Tools for Managing PTSD


We know that each day brings new stressors in your life, in this blog we would like to inform you of some new ways to help manage your PTSD.


Window Of Tolerance

There are many different tools that can help you stay inside your window of tolerance and manage PTSD triggers. One important tool is self-awareness. Knowing your personal triggers and what sends you outside of your WoT is essential for managing PTSD. It’s also important to have a support system in place, whether that be friends, family, or a therapist. Lastly, it’s helpful to have coping mechanisms in place to deal with traumatic-stress responses when they occur. Some people find relaxation techniques like yoga or meditation helpful, while others may prefer journaling or talking to someone about their experiences. No matter what works for you, finding ways to cope with PTSD is crucial for managing the disorder effectively.

Validate your Experience

What you have experienced is real and hurtful. Having the name or context of traumatic stress/PTSD lets you know you that how you feel is not your fault. There is nothing “wrong” with you. What you’re going through is actually a normal response to abnormal experiences.

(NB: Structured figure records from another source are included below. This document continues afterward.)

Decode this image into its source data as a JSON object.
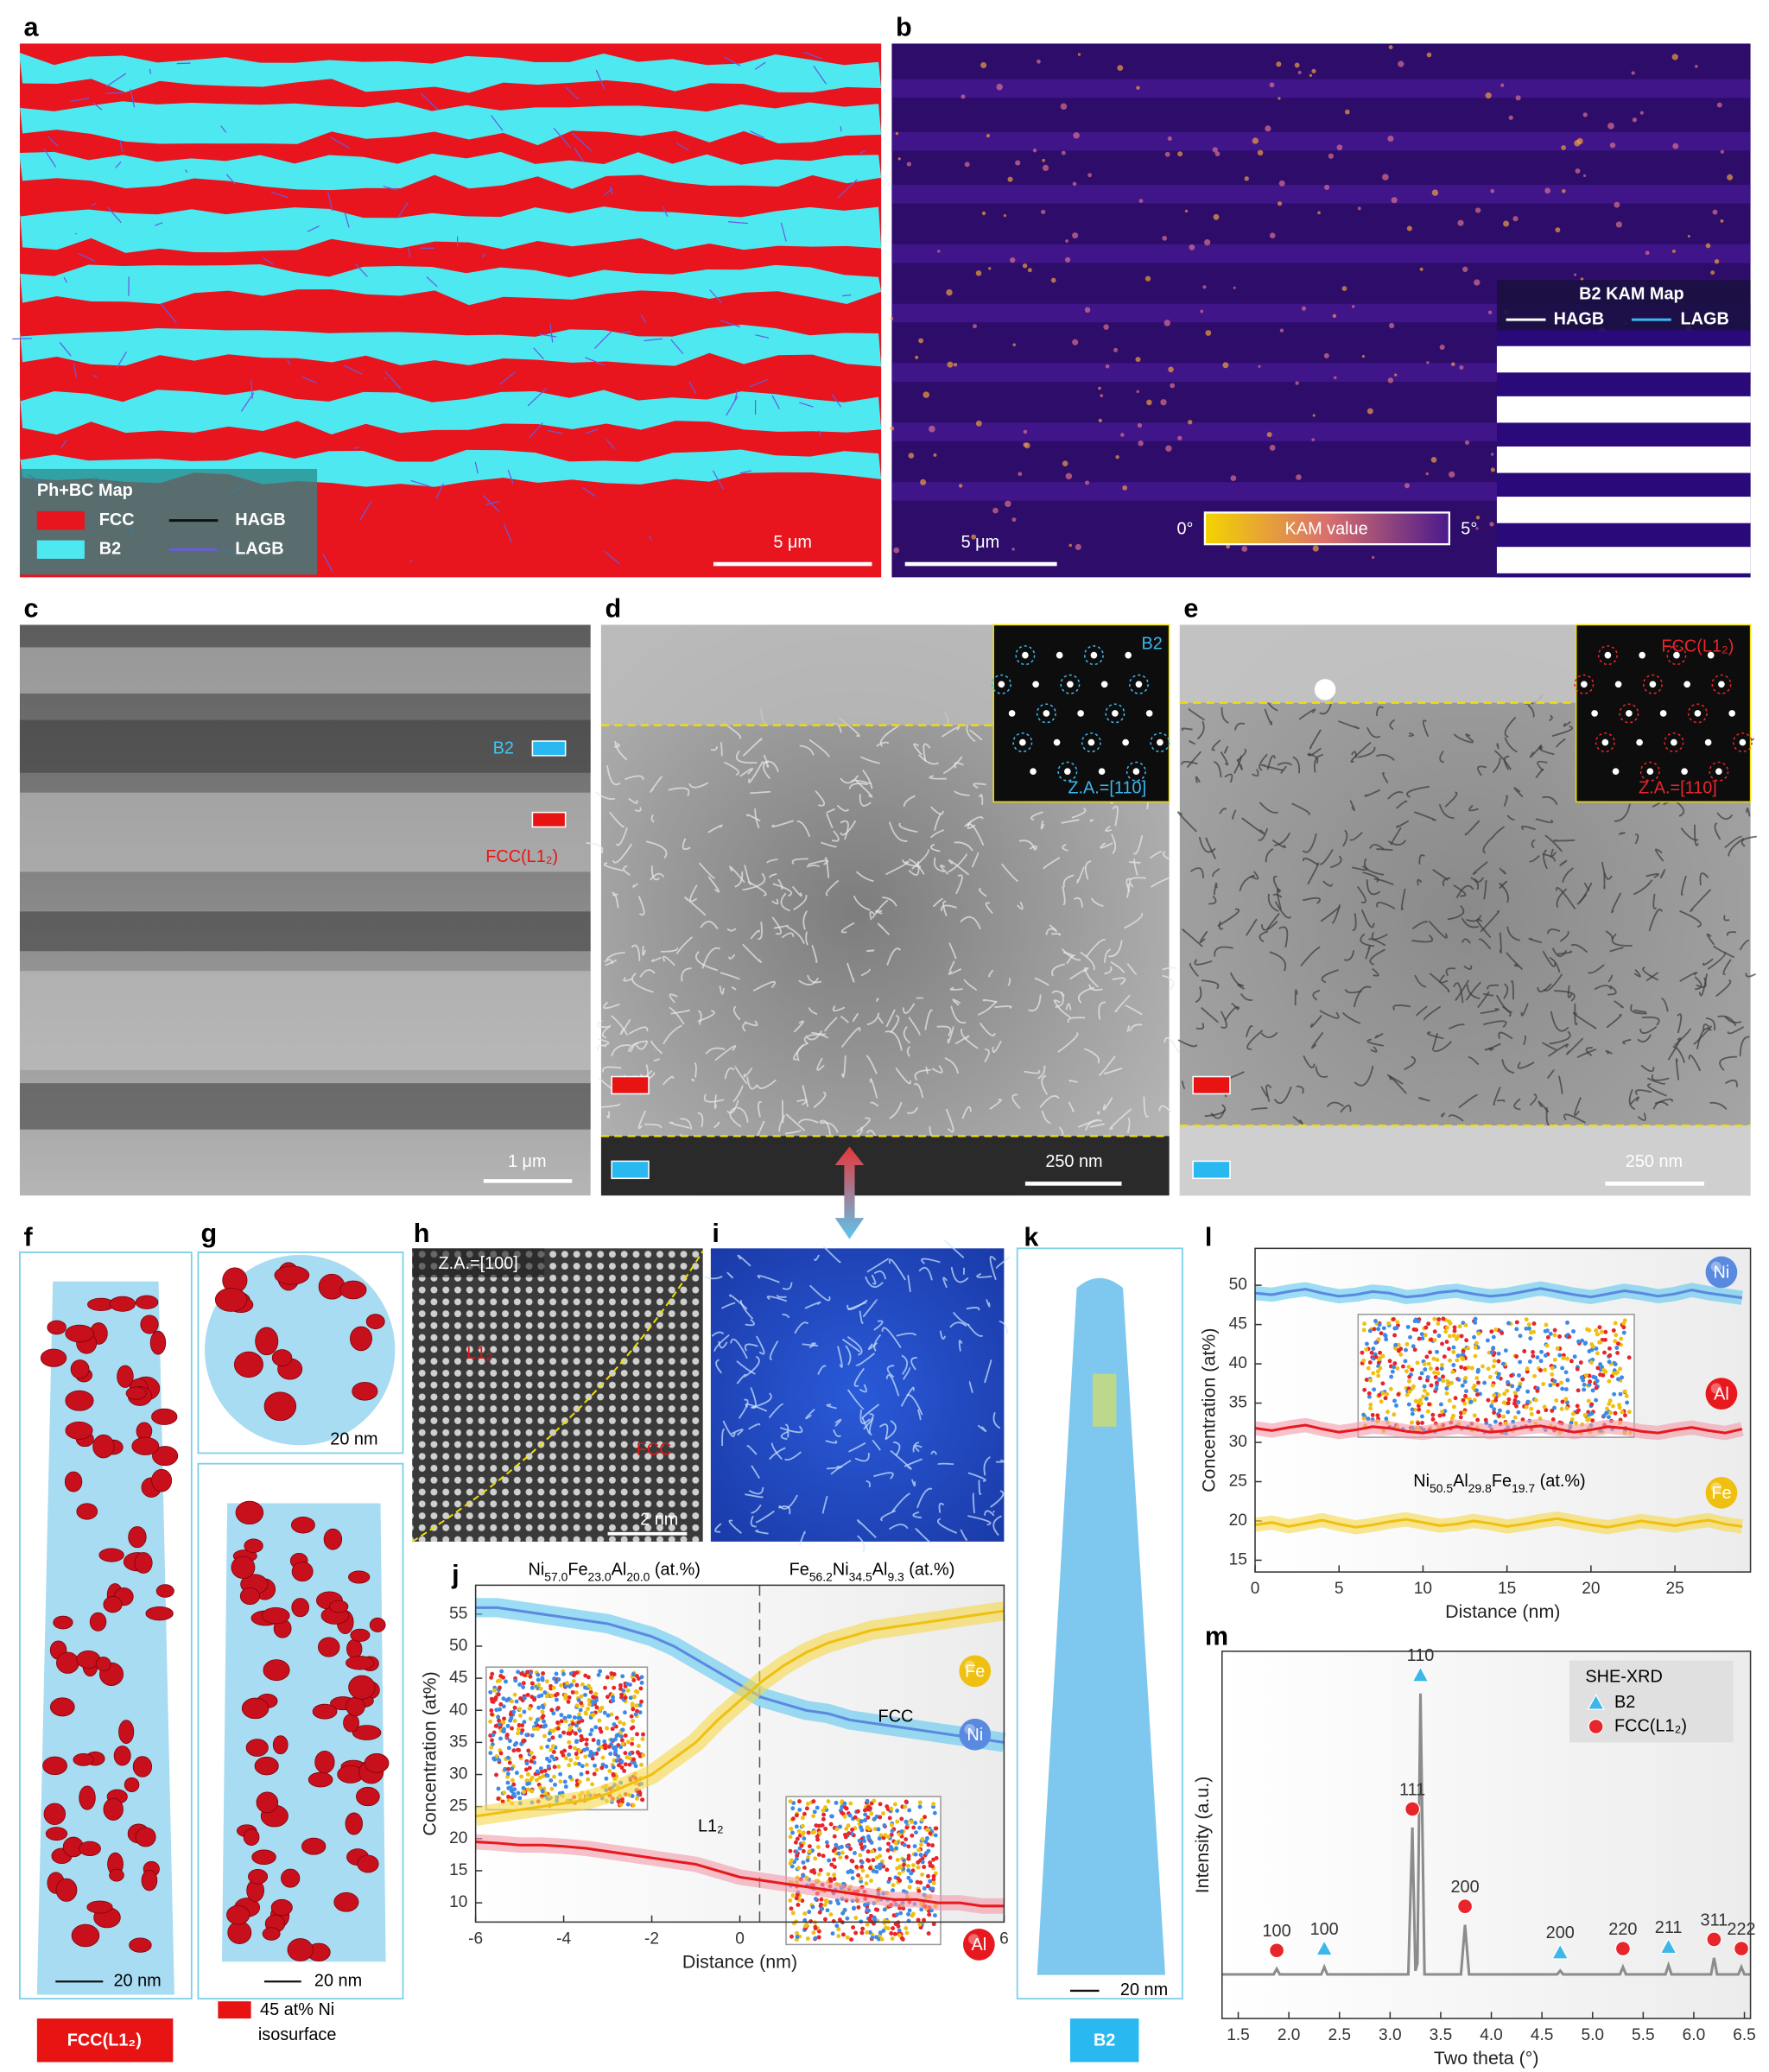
{
  "panel_labels": [
    "a",
    "b",
    "c",
    "d",
    "e",
    "f",
    "g",
    "h",
    "i",
    "j",
    "k",
    "l",
    "m"
  ],
  "a": {
    "legend_title": "Ph+BC Map",
    "legend": [
      "FCC",
      "B2",
      "HAGB",
      "LAGB"
    ],
    "scale_bar": "5 μm"
  },
  "b": {
    "scale_bar": "5 μm",
    "colorbar": [
      "0°",
      "KAM value",
      "5°"
    ],
    "inset_title": "B2 KAM Map",
    "inset_legend": [
      "HAGB",
      "LAGB"
    ]
  },
  "c": {
    "labels": [
      "B2",
      "FCC(L1₂)"
    ],
    "scale_bar": "1 μm"
  },
  "d": {
    "phase": "B2",
    "zone_axis": "Z.A.=[110]",
    "scale_bar": "250 nm"
  },
  "e": {
    "phase": "FCC(L1₂)",
    "zone_axis": "Z.A.=[110]",
    "scale_bar": "250 nm"
  },
  "f": {
    "scale_bar": "20 nm",
    "phase": "FCC(L1₂)"
  },
  "g": {
    "scale_bars": [
      "20 nm",
      "20 nm"
    ],
    "legend": [
      "45 at% Ni",
      "isosurface"
    ]
  },
  "h": {
    "zone_axis": "Z.A.=[100]",
    "labels": [
      "L1₂",
      "FCC"
    ],
    "scale_bar": "2 nm"
  },
  "k": {
    "scale_bar": "20 nm",
    "phase": "B2"
  },
  "chart_data": [
    {
      "type": "line",
      "title_left": "Ni57.0Fe23.0Al20.0 (at.%)",
      "title_right": "Fe56.2Ni34.5Al9.3 (at.%)",
      "annotations": [
        "L1₂",
        "FCC"
      ],
      "interface": 0.45,
      "x_label": "Distance (nm)",
      "y_label": "Concentration (at%)",
      "x": [
        -6,
        -5.5,
        -5,
        -4.5,
        -4,
        -3.5,
        -3,
        -2.5,
        -2,
        -1.5,
        -1,
        -0.5,
        0,
        0.5,
        1,
        1.5,
        2,
        2.5,
        3,
        3.5,
        4,
        4.5,
        5,
        5.5,
        6
      ],
      "series": [
        {
          "name": "Ni",
          "color": "#5a8ae0",
          "band_color": "#5cc6ee",
          "error": 1.5,
          "values": [
            56,
            56,
            55.5,
            55,
            54.5,
            54,
            53.5,
            52.5,
            51.5,
            50,
            48,
            46,
            44,
            42,
            41,
            40,
            39.5,
            38.5,
            38,
            37.5,
            37,
            36.5,
            36,
            35.5,
            35
          ]
        },
        {
          "name": "Fe",
          "color": "#f0c010",
          "band_color": "#f6d74a",
          "error": 1.5,
          "values": [
            23.5,
            24,
            24.5,
            25,
            25.5,
            26,
            27,
            28.5,
            30,
            32.5,
            35,
            38.5,
            41.5,
            44.5,
            47,
            49,
            50.5,
            51.5,
            52.5,
            53,
            53.5,
            54,
            54.5,
            55,
            55.5
          ]
        },
        {
          "name": "Al",
          "color": "#e8191e",
          "band_color": "#f19aa8",
          "error": 1.2,
          "values": [
            19.5,
            19.3,
            19,
            19,
            18.8,
            18.5,
            18,
            17.5,
            17,
            16.5,
            16,
            15,
            14,
            13.5,
            13,
            12.5,
            12,
            11.5,
            11,
            10.5,
            10.5,
            10,
            10,
            9.5,
            9.5
          ]
        }
      ],
      "xlim": [
        -6,
        6
      ],
      "ylim": [
        7,
        59.5
      ],
      "xticks": [
        -6,
        -4,
        -2,
        0,
        2,
        4,
        6
      ],
      "yticks": [
        10,
        15,
        20,
        25,
        30,
        35,
        40,
        45,
        50,
        55
      ]
    },
    {
      "type": "line",
      "annotation": "Ni50.5Al29.8Fe19.7 (at.%)",
      "x_label": "Distance (nm)",
      "y_label": "Concentration (at%)",
      "x": [
        0,
        1,
        2,
        3,
        4,
        5,
        6,
        7,
        8,
        9,
        10,
        11,
        12,
        13,
        14,
        15,
        16,
        17,
        18,
        19,
        20,
        21,
        22,
        23,
        24,
        25,
        26,
        27,
        28,
        29
      ],
      "series": [
        {
          "name": "Ni",
          "color": "#5a8ae0",
          "band_color": "#5cc6ee",
          "error": 0.9,
          "values": [
            49,
            48.8,
            49.2,
            49.5,
            49,
            48.6,
            48.8,
            49.2,
            49,
            48.5,
            48.7,
            49.1,
            49.3,
            48.9,
            48.6,
            48.8,
            49.2,
            49.6,
            49.2,
            48.8,
            48.5,
            48.9,
            49.3,
            49,
            48.6,
            48.9,
            49.4,
            49,
            48.7,
            48.4
          ]
        },
        {
          "name": "Al",
          "color": "#e8191e",
          "band_color": "#f19aa8",
          "error": 0.9,
          "values": [
            31.8,
            31.5,
            31.9,
            32.2,
            31.7,
            31.3,
            31.6,
            32,
            31.8,
            31.4,
            31.2,
            31.6,
            32,
            31.7,
            31.3,
            31.5,
            31.9,
            32.1,
            31.7,
            31.3,
            31.6,
            32,
            31.8,
            31.4,
            31.2,
            31.6,
            31.9,
            31.5,
            31.2,
            31.7
          ]
        },
        {
          "name": "Fe",
          "color": "#f0c010",
          "band_color": "#f6d74a",
          "error": 0.9,
          "values": [
            19.5,
            19.8,
            19.3,
            19.7,
            20.1,
            19.6,
            19.2,
            19.5,
            19.9,
            20.2,
            19.8,
            19.4,
            19.6,
            20,
            19.7,
            19.3,
            19.6,
            20,
            20.3,
            19.9,
            19.5,
            19.2,
            19.6,
            20,
            19.7,
            19.4,
            19.8,
            20.1,
            19.6,
            19.3
          ]
        }
      ],
      "xlim": [
        0,
        29.5
      ],
      "ylim": [
        13.5,
        54.7
      ],
      "xticks": [
        0,
        5,
        10,
        15,
        20,
        25
      ],
      "yticks": [
        15,
        20,
        25,
        30,
        35,
        40,
        45,
        50
      ]
    },
    {
      "type": "xrd",
      "legend_title": "SHE-XRD",
      "x_label": "Two theta (°)",
      "y_label": "Intensity (a.u.)",
      "line": {
        "color": "#8c8c8c",
        "x": [
          1.34,
          1.85,
          1.88,
          1.91,
          2.32,
          2.35,
          2.38,
          3.18,
          3.22,
          3.25,
          3.27,
          3.3,
          3.34,
          3.7,
          3.74,
          3.78,
          4.65,
          4.68,
          4.71,
          5.27,
          5.3,
          5.33,
          5.72,
          5.75,
          5.78,
          6.17,
          6.2,
          6.23,
          6.44,
          6.47,
          6.5,
          6.56
        ],
        "values": [
          0.12,
          0.12,
          0.135,
          0.12,
          0.12,
          0.14,
          0.12,
          0.12,
          0.52,
          0.13,
          0.15,
          0.885,
          0.12,
          0.12,
          0.255,
          0.12,
          0.12,
          0.13,
          0.12,
          0.12,
          0.14,
          0.12,
          0.12,
          0.145,
          0.12,
          0.12,
          0.165,
          0.12,
          0.12,
          0.14,
          0.12,
          0.12
        ]
      },
      "series": [
        {
          "name": "B2",
          "marker": "triangle",
          "color": "#3cb7e8",
          "x": [
            2.35,
            3.3,
            4.68,
            5.75
          ],
          "values": [
            0.14,
            0.885,
            0.13,
            0.145
          ],
          "labels": [
            "100",
            "110",
            "200",
            "211"
          ]
        },
        {
          "name": "FCC(L1₂)",
          "marker": "circle",
          "color": "#e8252a",
          "x": [
            1.88,
            3.22,
            3.74,
            5.3,
            6.2,
            6.47
          ],
          "values": [
            0.135,
            0.52,
            0.255,
            0.14,
            0.165,
            0.14
          ],
          "labels": [
            "100",
            "111",
            "200",
            "220",
            "311",
            "222"
          ]
        }
      ],
      "xlim": [
        1.34,
        6.56
      ],
      "ylim": [
        0,
        1
      ],
      "xticks": [
        1.5,
        {
          "value": 2,
          "label": "2.0"
        },
        2.5,
        {
          "value": 3,
          "label": "3.0"
        },
        3.5,
        {
          "value": 4,
          "label": "4.0"
        },
        4.5,
        {
          "value": 5,
          "label": "5.0"
        },
        5.5,
        {
          "value": 6,
          "label": "6.0"
        },
        6.5
      ]
    }
  ]
}
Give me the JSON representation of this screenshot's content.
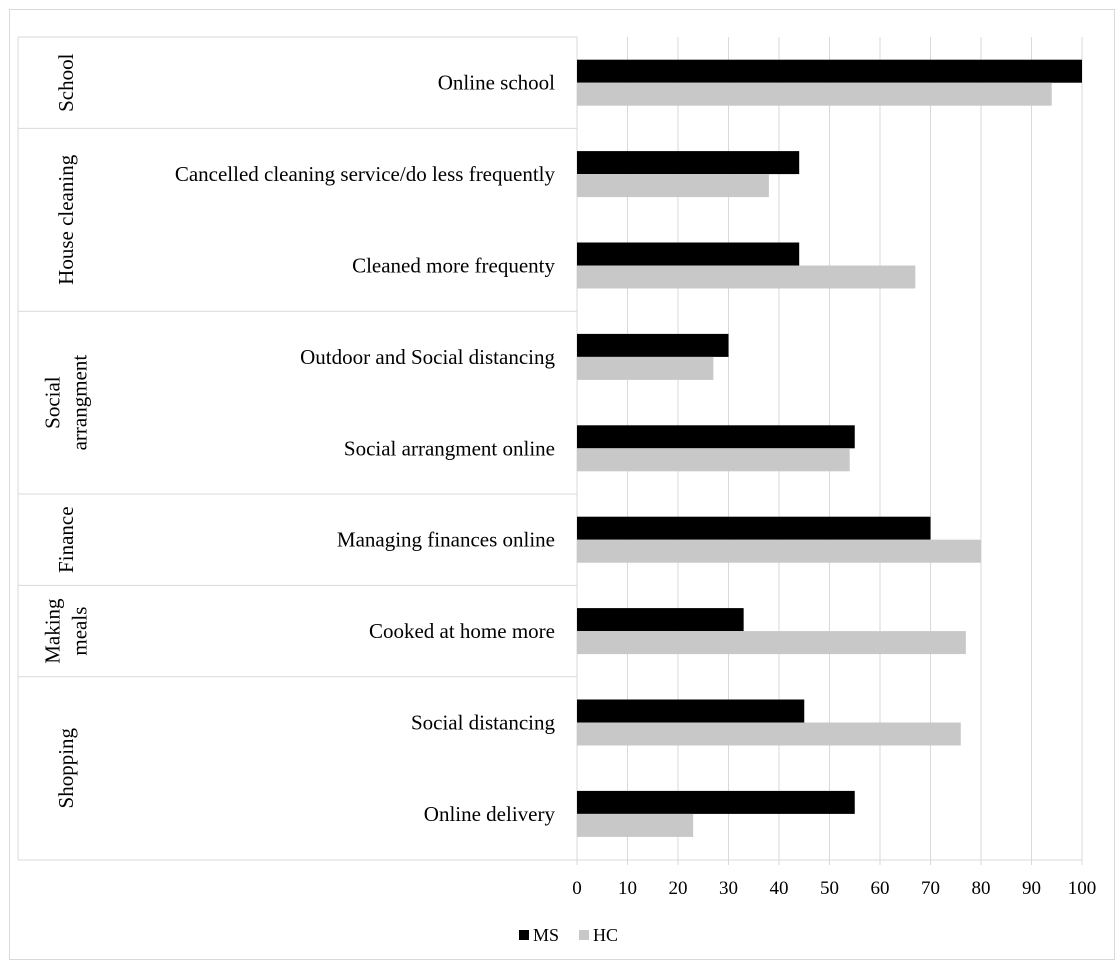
{
  "chart_data": {
    "type": "bar",
    "orientation": "horizontal",
    "groups": [
      {
        "label_lines": [
          "School"
        ],
        "categories": [
          "Online school"
        ]
      },
      {
        "label_lines": [
          "House cleaning"
        ],
        "categories": [
          "Cancelled cleaning service/do less frequently",
          "Cleaned more frequenty"
        ]
      },
      {
        "label_lines": [
          "Social",
          "arrangment"
        ],
        "categories": [
          "Outdoor and Social distancing",
          "Social arrangment online"
        ]
      },
      {
        "label_lines": [
          "Finance"
        ],
        "categories": [
          "Managing finances online"
        ]
      },
      {
        "label_lines": [
          "Making",
          "meals"
        ],
        "categories": [
          "Cooked at home more"
        ]
      },
      {
        "label_lines": [
          "Shopping"
        ],
        "categories": [
          "Social distancing",
          "Online delivery"
        ]
      }
    ],
    "categories": [
      "Online school",
      "Cancelled cleaning service/do less frequently",
      "Cleaned more frequenty",
      "Outdoor and Social distancing",
      "Social arrangment online",
      "Managing finances online",
      "Cooked at home more",
      "Social distancing",
      "Online delivery"
    ],
    "series": [
      {
        "name": "MS",
        "color": "#000000",
        "values": [
          100,
          44,
          44,
          30,
          55,
          70,
          33,
          45,
          55
        ]
      },
      {
        "name": "HC",
        "color": "#c8c8c8",
        "values": [
          94,
          38,
          67,
          27,
          54,
          80,
          77,
          76,
          23
        ]
      }
    ],
    "xlim": [
      0,
      100
    ],
    "xticks": [
      0,
      10,
      20,
      30,
      40,
      50,
      60,
      70,
      80,
      90,
      100
    ],
    "grid": true,
    "legend_position": "bottom"
  }
}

It’s important to remind yourself of this as you go through challenging symptoms because self-validation is an important piece of healing.

Validate your Experience What _____ experience ______, _________________. Having the name or context of traumatic stress/PTSD lets _______ know that how______feel isn't their fault. There's nothing "wrong" with them . How they're feeling it's actually a normal response to their trauma.

Breathe Slowly and Deeply

It’s important to have a support system in place, whether that be friends, family, or a therapist.

It’s helpful to have coping mechanisms in place to deal with traumatic-stress responses when they occur. Some people find relaxation techniques like yoga or meditation helpful, while others may prefer journaling or talking to someone about their experiences. No matter what works for you, finding ways to cope with PTSD is crucial for managing the disorder effectively.

No matter what works for you, finding ways to cope with PTSD is crucial for managing the disorder effectively. By taking care of yourself both mentally and physically, you can improve your quality of life and manage PTSD symptoms more effectively. Remember, you are not alone in this. There are many people who understand what you’re going through and want to help. Reach out for support when you need it, and keep moving forward. You can do this!

Focus on your Senses

Start with five different things you see (the trees outside the window), hear (the buzzing of the air conditioner), sense with your skin (my collar on my neck or a warm breeze on my arms), taste (the lingering of coffee on my tongue), and smell (stale air or perfume). Then notice four of each, then three of each, and so on. Be as specific about these items as you can to make you really concentrate on external factors and to get out of your head. Pay attention to things like shape, scent, texture and color. You will probably be back to the present moment before you even realize it. Trauma is all too common in our world today but taking time for yourself when possible can help.

Think Positively

Bring to mind something positive. Such as a beautiful flower, a sunset, a smile on someone's face or a compliment from a friend or colleague. And really focus on it for 12 seconds. Breathe and notice its impact on your body and emotions. According to neuropsychologist Dr. Rick Hanson, it only takes 12 seconds for the creation of new neuron connections. These positive experiences have the ability to replace stress/fear based thinking and coping (Walsh).

Use Gravity or a Weighted Blanket

A symptom of PTSD is sleep disturbances (which includes insomnia), nightmares, flashbacks and high anxiety. Not getting enough of the type of sleep you need can cause you to have problems concentrating, leading to difficulties at work and/or school. It can lead to irritability, negatively impacting important relationships. There is research to show that using a weighted blanket, which simulates being held or hugged safely and firmly, can assist in reducing anxiety and insomnia.

Laugh

Laughing is one of the best things you can do for your mental and physical health, according to recent research.

Laughing releases specific hormones that boost your immune system and rewire your brain. This helps reduce stress levels by releasing tension in muscles across the body and burning calories while energizing the mind at the same time. A good way to release some endorphins into your night or morning is watching a funny video on Youtube with friends when circumstances get serious. It’s also great just hanging out with someone who makes you laugh because they are naturally hilarious or have mastered being witty! Sometimes it feels difficult being vulnerable enough to let them know how much their humor means but it will be worth it if you truly care about them!